Source: Holly Clark Photography/BIFA

Daniel Kaluuya & Allison Williams at the 2017 BIFAs.

The British Independent Film Awards (BIFA) is adopting the BFI’s Diversity Standards for eligibility for the Best British Independent Film award from 2019.

It is piloting the initative in 2018.  

The new BIFA rule states: ’Films that wish to compete for the Best British Independent Film award must this year be assessed against the BFI’s Diversity Standards.

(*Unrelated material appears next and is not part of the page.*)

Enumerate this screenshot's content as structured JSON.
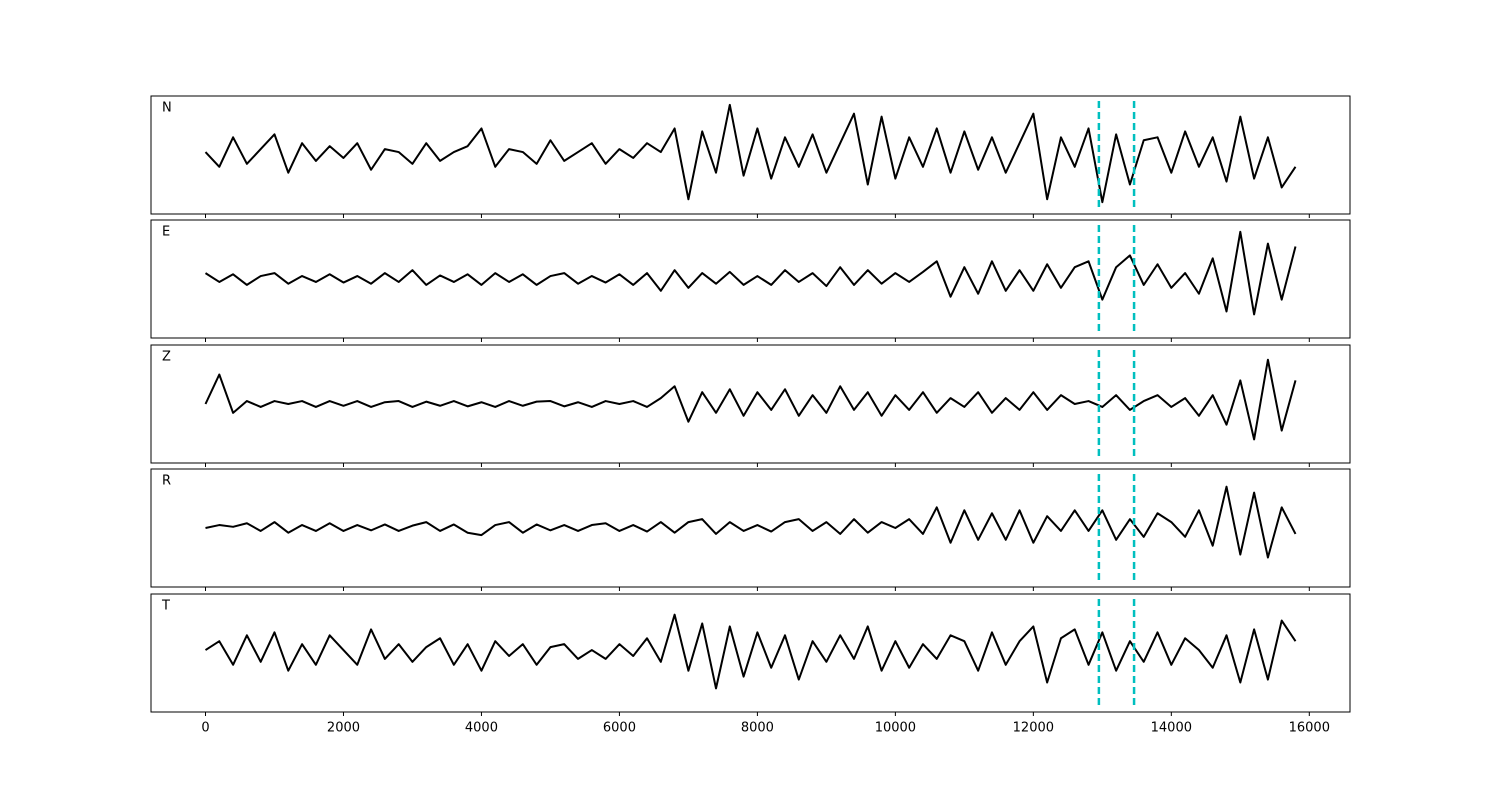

As a pilot in 2018, there is no requirement that films meet the standards this year, though it is our aim that from 2019 all films longlisted in the Best British Independent Film category meet at least two of the four BFI Diversity Standards.

According to BIFA, it is adopting the standings ‘to encourage filmmakers at all levels of the industry to embed these important Standards in their practices, building towards an industry that is more representative and inclusive of the whole of the UK’.

‘The pilot enables producers and filmmakers to become familiar with the process, which we hope will inform their future projects as well as ensuring projects are not penalised in what we see as a transitional year.’

The four requirements are:

  • On-screen representation, themes & narratives
  • Project leadership & creative practitioners
  • Industry access & opportunities
  • Opportunities for diversity in audience development

They are the same criteria required to obtain Lottery funding through the BFI Film Fund.

The standards were designed to improve diversity in relation to race, disability, gender, age, sexual orientation and socio-economic status across workforces and in the portrayal of under-represented stories and groups on screen.

Last month Bafta confirmed all entries for its outstanding British film and outstanding debut by a British writer, director or producer categories must now meet at least two of the four standards.

Further changes

In further rule changes, BIFA now stipulates British and international feature films eligible for the awards through screening on general release in the UK must have had a minimum of seven screenings in aggregate.

This rule is solely applicable for films with formal UK distribution; self-distributed features are not required to meet this criterion. It also does not apply to films attaining eligibility through festival screenings.

BIFA will also now subject films submitted by Netflix and Amazon to the same rules as those submitted by the US studios. This means films produced by the US streaming companies must have been originated by third-party producers and have budgets of less than $20m to be eligible.

The 2018 awards ceremony will be held on December 2 at Old Billingsgate Market in London.

Nominations will be announced on October 31, with longlists for the new talent categories in mid-October. Entries are now open and will close on September 3.

BIFA has added Curzon CEO Philip Knatchbull to its board of directors, replacing Lionsgate UK’s Zygi Kamasa in the ‘distributor’ board role. DDA has become the awards’ new PR company, handling press relations throughout the year and red carpet ceremony duties.

Francis Lee’s God’s Own Country won four awards at last year’s BIFAs, including best British independent film, best actor for Josh O’Connor and best debut screenwriter for Lee. Further winners included best actress to Lady Macbeth’s Florence Pugh and a best director/best debut director double for I Am Not A Witch’s Rungano Nyoni.